Obituary Note: Noah Genner

Noah Genner, president & CEO emeritus of BookNet Canada, a nonprofit organization that develops technology, standards, and education to serve the Canadian book industry, died August 27. He was 52. In a tribute on its website, BookNet wrote: "Thirty-seven years after he first entered the industry, when he took on a bookselling job working for BookShelf Cafe in Guelph, Ontario, Noah's impact on the Canadian publishing industry cannot be overstated."

Noah Genner

At the BookShelf cinema, he became Canada's youngest licensed projectionist and later led the supply-chain side of the store's Web presence, the country's first online bookstore. Following his studies at the University of Guelph and successful leadership roles at Project Canoe and Compusense Inc., he returned to the publishing industry and to the newly founded BookNet in 2004 and was appointed president and CEO in June 2009. Over his 20-plus years with BookNet, he led the launches of nearly all of BookNet's marquee projects, including SalesData, CataList, and BiblioShare. 

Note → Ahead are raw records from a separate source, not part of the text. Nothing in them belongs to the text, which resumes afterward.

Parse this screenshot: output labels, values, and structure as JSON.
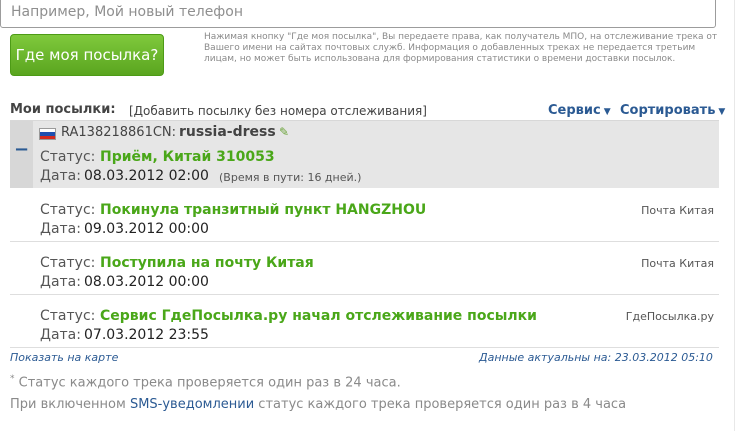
{
  "search": {
    "placeholder": "Например, Мой новый телефон"
  },
  "track_button": {
    "label": "Где моя посылка?"
  },
  "disclaimer": "Нажимая кнопку \"Где моя посылка\", Вы передаете права, как получатель МПО, на отслеживание трека от Вашего имени на сайтах почтовых служб. Информация о добавленных треках не передается третьим лицам, но может быть использована для формирования статистики о времени доставки посылок.",
  "section": {
    "title": "Мои посылки:",
    "add_link": "[Добавить посылку без номера отслеживания]",
    "service_menu": "Сервис",
    "sort_menu": "Сортировать"
  },
  "labels": {
    "status": "Статус:",
    "date": "Дата:"
  },
  "package": {
    "country_flag": "russia-flag",
    "flag_colors": [
      "#ffffff",
      "#1f4fb0",
      "#d52b1e"
    ],
    "tracking_number": "RA138218861CN:",
    "name": "russia-dress",
    "status": "Приём, Китай 310053",
    "date": "08.03.2012 02:00",
    "transit_time": "(Время в пути: 16 дней.)"
  },
  "history": [
    {
      "status": "Покинула транзитный пункт HANGZHOU",
      "date": "09.03.2012 00:00",
      "source": "Почта Китая"
    },
    {
      "status": "Поступила на почту Китая",
      "date": "08.03.2012 00:00",
      "source": "Почта Китая"
    },
    {
      "status": "Сервис ГдеПосылка.ру начал отслеживание посылки",
      "date": "07.03.2012 23:55",
      "source": "ГдеПосылка.ру"
    }
  ],
  "footer": {
    "map_link": "Показать на карте",
    "actual_data": "Данные актуальны на: 23.03.2012 05:10",
    "note_mark": "*",
    "note1": " Статус каждого трека проверяется один раз в 24 часа.",
    "note2_before": "При включенном ",
    "sms_link": "SMS-уведомлении",
    "note2_after": " статус каждого трека проверяется один раз в 4 часа"
  },
  "colors": {
    "status_green": "#4aa719",
    "link_blue": "#2b5a93",
    "button_green": "#6bb82c"
  }
}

Genner's love of fantasy baseball inspired the launch of PubFight, an annual fantasy publishing game that tested participants' ability to manage stock against real-world book sales. His publishing industry contributions were not limited to Canada. In 2016, he won the Book Industry Study Group's Most Valuable Volunteer award and in 2020 he co-founded the Green Book Alliance with BISG and Book Industry Communication in the U.K.

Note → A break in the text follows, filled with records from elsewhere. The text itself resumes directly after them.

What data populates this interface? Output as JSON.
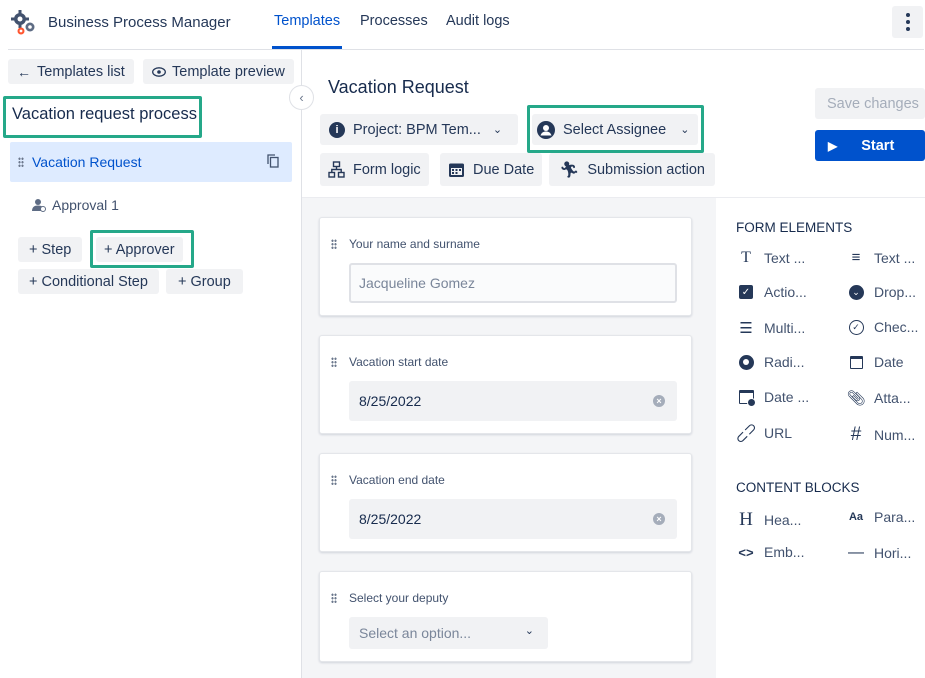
{
  "app": {
    "title": "Business Process Manager"
  },
  "nav": {
    "tabs": [
      "Templates",
      "Processes",
      "Audit logs"
    ],
    "active": "Templates"
  },
  "left": {
    "templates_list": "Templates list",
    "template_preview": "Template preview",
    "process_title": "Vacation request process",
    "steps": [
      "Vacation Request",
      "Approval 1"
    ],
    "add_step": "+ Step",
    "add_approver": "+ Approver",
    "add_conditional": "+ Conditional Step",
    "add_group": "+ Group"
  },
  "main": {
    "title": "Vacation Request",
    "project": "Project: BPM Tem...",
    "assignee": "Select Assignee",
    "form_logic": "Form logic",
    "due_date": "Due Date",
    "submission": "Submission action",
    "save": "Save changes",
    "start": "Start"
  },
  "form": {
    "name_label": "Your name and surname",
    "name_placeholder": "Jacqueline Gomez",
    "start_label": "Vacation start date",
    "start_value": "8/25/2022",
    "end_label": "Vacation end date",
    "end_value": "8/25/2022",
    "deputy_label": "Select your deputy",
    "deputy_placeholder": "Select an option..."
  },
  "palette": {
    "form_heading": "FORM ELEMENTS",
    "form_items": [
      "Text ...",
      "Text ...",
      "Actio...",
      "Drop...",
      "Multi...",
      "Chec...",
      "Radi...",
      "Date",
      "Date ...",
      "Atta...",
      "URL",
      "Num..."
    ],
    "content_heading": "CONTENT BLOCKS",
    "content_items": [
      "Hea...",
      "Para...",
      "Emb...",
      "Hori..."
    ]
  },
  "colors": {
    "accent": "#0052cc",
    "highlight": "#25a889",
    "selected_bg": "#deebff"
  }
}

"His relentless dedication, positive attitude, and innovative mind will leave a lasting legacy," BookNet wrote. "Noah's leadership at BookNet was characterized by instincts to collaborate, empower, and better the company's people, products, and services. He was transparent, approachable, and, more than anything, deeply kind. He inspired greatness among our colleagues and his friendship and mentorship over many years will offer comforting memories and inspiration as we continue to serve. Noah cared for the industry and the people in it; indeed it was his life's work."

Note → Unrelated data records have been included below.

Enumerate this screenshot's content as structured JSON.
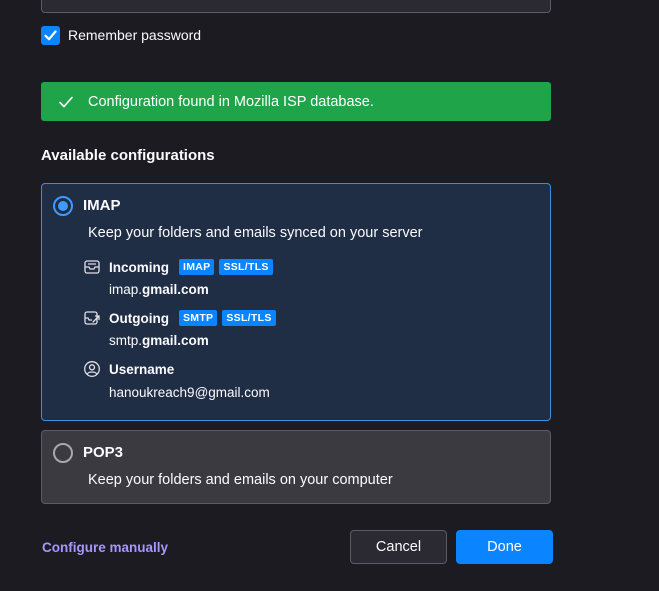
{
  "password": {
    "masked_value": "●●●●●●●●",
    "reveal_icon": "eye-icon"
  },
  "remember": {
    "label": "Remember password",
    "checked": true
  },
  "banner": {
    "icon": "check-icon",
    "text": "Configuration found in Mozilla ISP database.",
    "color": "#1fa44a"
  },
  "available": {
    "heading": "Available configurations"
  },
  "imap": {
    "title": "IMAP",
    "description": "Keep your folders and emails synced on your server",
    "selected": true,
    "incoming": {
      "label": "Incoming",
      "badges": [
        "IMAP",
        "SSL/TLS"
      ],
      "host_prefix": "imap.",
      "host_domain": "gmail.com"
    },
    "outgoing": {
      "label": "Outgoing",
      "badges": [
        "SMTP",
        "SSL/TLS"
      ],
      "host_prefix": "smtp.",
      "host_domain": "gmail.com"
    },
    "username": {
      "label": "Username",
      "value": "hanoukreach9@gmail.com"
    }
  },
  "pop3": {
    "title": "POP3",
    "description": "Keep your folders and emails on your computer",
    "selected": false
  },
  "footer": {
    "configure_manually": "Configure manually",
    "cancel": "Cancel",
    "done": "Done"
  },
  "colors": {
    "accent": "#0a84ff",
    "link": "#a796ff",
    "background": "#1c1b22"
  }
}
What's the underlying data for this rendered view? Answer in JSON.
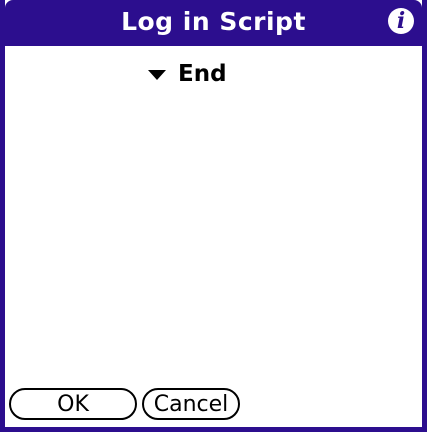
{
  "dialog": {
    "title": "Log in Script",
    "info_icon": "info-icon"
  },
  "script": {
    "trigger_label": "End"
  },
  "buttons": {
    "ok_label": "OK",
    "cancel_label": "Cancel"
  },
  "colors": {
    "title_bar": "#2c0e8e",
    "frame": "#2c0e8e",
    "background": "#ffffff",
    "text": "#000000"
  }
}
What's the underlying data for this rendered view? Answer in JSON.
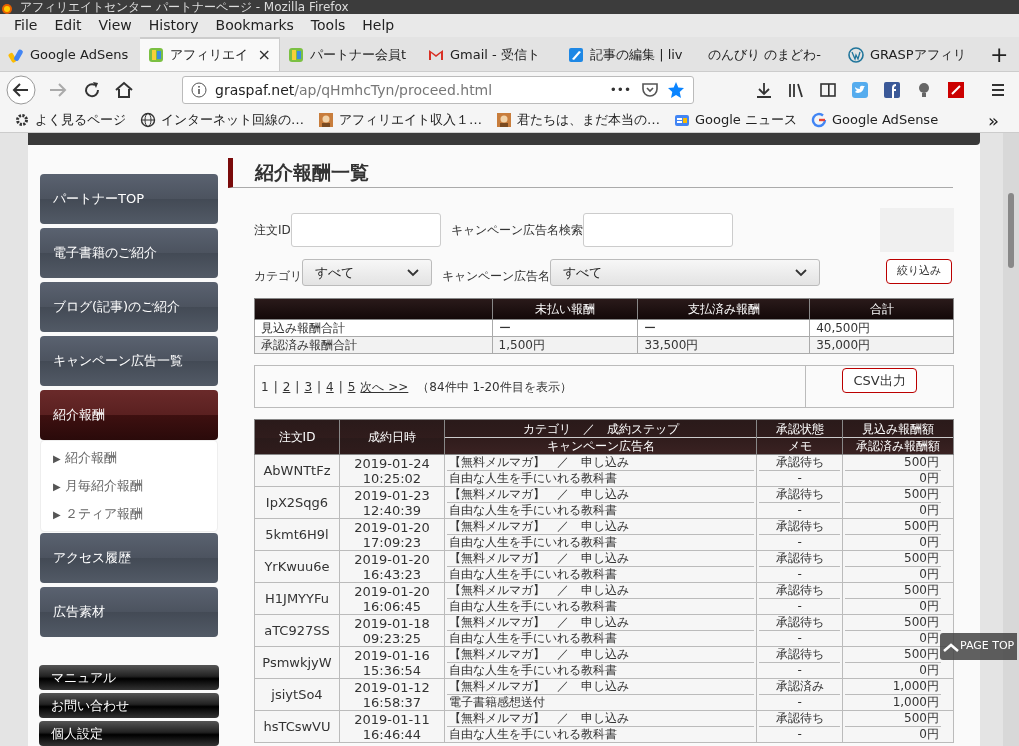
{
  "window": {
    "title": "アフィリエイトセンター パートナーページ - Mozilla Firefox"
  },
  "menu": [
    "File",
    "Edit",
    "View",
    "History",
    "Bookmarks",
    "Tools",
    "Help"
  ],
  "tabs": [
    {
      "label": "Google AdSens",
      "selected": false
    },
    {
      "label": "アフィリエイ",
      "selected": true,
      "close": "×"
    },
    {
      "label": "パートナー会員t",
      "selected": false
    },
    {
      "label": "Gmail - 受信ト",
      "selected": false
    },
    {
      "label": "記事の編集 | liv",
      "selected": false
    },
    {
      "label": "のんびり のまどわ‐",
      "selected": false
    },
    {
      "label": "GRASPアフィリ",
      "selected": false
    }
  ],
  "new_tab": "+",
  "address": {
    "host": "graspaf.net",
    "path": "/ap/qHmhcTyn/proceed.html",
    "more": "•••"
  },
  "bookmarks": [
    "よく見るページ",
    "インターネット回線の…",
    "アフィリエイト収入１…",
    "君たちは、まだ本当の…",
    "Google ニュース",
    "Google AdSense"
  ],
  "bookmarks_more": "»",
  "sidebar": {
    "items": [
      {
        "label": "パートナーTOP",
        "selected": false
      },
      {
        "label": "電子書籍のご紹介",
        "selected": false
      },
      {
        "label": "ブログ(記事)のご紹介",
        "selected": false
      },
      {
        "label": "キャンペーン広告一覧",
        "selected": false
      },
      {
        "label": "紹介報酬",
        "selected": true,
        "children": [
          "紹介報酬",
          "月毎紹介報酬",
          "２ティア報酬"
        ]
      },
      {
        "label": "アクセス履歴",
        "selected": false
      },
      {
        "label": "広告素材",
        "selected": false
      }
    ],
    "bullet": "▶",
    "footer_items": [
      "マニュアル",
      "お問い合わせ",
      "個人設定"
    ]
  },
  "heading": "紹介報酬一覧",
  "filters": {
    "order_id_label": "注文ID",
    "campaign_search_label": "キャンペーン広告名検索",
    "category_label": "カテゴリ",
    "category_value": "すべて",
    "campaign_label": "キャンペーン広告名",
    "campaign_value": "すべて",
    "submit": "絞り込み"
  },
  "summary": {
    "columns": [
      "",
      "未払い報酬",
      "支払済み報酬",
      "合計"
    ],
    "rows": [
      [
        "見込み報酬合計",
        "ー",
        "ー",
        "40,500円"
      ],
      [
        "承認済み報酬合計",
        "1,500円",
        "33,500円",
        "35,000円"
      ]
    ]
  },
  "pagination": {
    "pages": [
      {
        "label": "1",
        "selected": true
      },
      {
        "label": "2",
        "selected": false
      },
      {
        "label": "3",
        "selected": false
      },
      {
        "label": "4",
        "selected": false
      },
      {
        "label": "5",
        "selected": false
      }
    ],
    "separator": "|",
    "next": "次へ >>",
    "count": "（84件中 1-20件目を表示）",
    "csv": "CSV出力"
  },
  "table": {
    "header_rows": [
      [
        "注文ID",
        "成約日時",
        "カテゴリ　／　成約ステップ",
        "承認状態",
        "見込み報酬額"
      ],
      [
        "キャンペーン広告名",
        "メモ",
        "承認済み報酬額"
      ]
    ],
    "rows": [
      [
        [
          "AbWNTtFz"
        ],
        [
          "2019-01-24",
          "10:25:02"
        ],
        [
          "【無料メルマガ】　／　申し込み",
          "自由な人生を手にいれる教科書"
        ],
        [
          "承認待ち",
          "-"
        ],
        [
          "500円",
          "0円"
        ]
      ],
      [
        [
          "IpX2Sqg6"
        ],
        [
          "2019-01-23",
          "12:40:39"
        ],
        [
          "【無料メルマガ】　／　申し込み",
          "自由な人生を手にいれる教科書"
        ],
        [
          "承認待ち",
          "-"
        ],
        [
          "500円",
          "0円"
        ]
      ],
      [
        [
          "5kmt6H9l"
        ],
        [
          "2019-01-20",
          "17:09:23"
        ],
        [
          "【無料メルマガ】　／　申し込み",
          "自由な人生を手にいれる教科書"
        ],
        [
          "承認待ち",
          "-"
        ],
        [
          "500円",
          "0円"
        ]
      ],
      [
        [
          "YrKwuu6e"
        ],
        [
          "2019-01-20",
          "16:43:23"
        ],
        [
          "【無料メルマガ】　／　申し込み",
          "自由な人生を手にいれる教科書"
        ],
        [
          "承認待ち",
          "-"
        ],
        [
          "500円",
          "0円"
        ]
      ],
      [
        [
          "H1JMYYFu"
        ],
        [
          "2019-01-20",
          "16:06:45"
        ],
        [
          "【無料メルマガ】　／　申し込み",
          "自由な人生を手にいれる教科書"
        ],
        [
          "承認待ち",
          "-"
        ],
        [
          "500円",
          "0円"
        ]
      ],
      [
        [
          "aTC927SS"
        ],
        [
          "2019-01-18",
          "09:23:25"
        ],
        [
          "【無料メルマガ】　／　申し込み",
          "自由な人生を手にいれる教科書"
        ],
        [
          "承認待ち",
          "-"
        ],
        [
          "500円",
          "0円"
        ]
      ],
      [
        [
          "PsmwkjyW"
        ],
        [
          "2019-01-16",
          "15:36:54"
        ],
        [
          "【無料メルマガ】　／　申し込み",
          "自由な人生を手にいれる教科書"
        ],
        [
          "承認待ち",
          "-"
        ],
        [
          "500円",
          "0円"
        ]
      ],
      [
        [
          "jsiytSo4"
        ],
        [
          "2019-01-12",
          "16:58:37"
        ],
        [
          "【無料メルマガ】　／　申し込み",
          "電子書籍感想送付"
        ],
        [
          "承認済み",
          "-"
        ],
        [
          "1,000円",
          "1,000円"
        ]
      ],
      [
        [
          "hsTCswVU"
        ],
        [
          "2019-01-11",
          "16:46:44"
        ],
        [
          "【無料メルマガ】　／　申し込み",
          "自由な人生を手にいれる教科書"
        ],
        [
          "承認待ち",
          "-"
        ],
        [
          "500円",
          "0円"
        ]
      ]
    ]
  },
  "page_top": "PAGE TOP"
}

"Noah was somebody who was always interested in whatever the next thing happening was, and so when we were approached in the early '90s to build this first online bookstore, Noah was one of the team of gifted amateurs who excelled," Doug Minett, co-founder of the Bookshelf in Guelph, Ont., told Quill & Quire.

During the pandemic, when Minett was working with other booksellers to establish the Canadian Independent Booksellers Association, he consulted Genner for advice on navigating the complex funding possibilities. "I wouldn't have been able to do it otherwise," Minett said. "I started out as his mentor in bookselling in the 1980s, and in expanding the business into movies, and later online retail and technology, and later on he returned the favor."

"Noah was incredibly special," said current BookNet president and CEO Lauren Stewart. "He really wanted to make an impact and better the working conditions out there in the industry and make Canadian publishing work better, smarter, faster for the people working in it."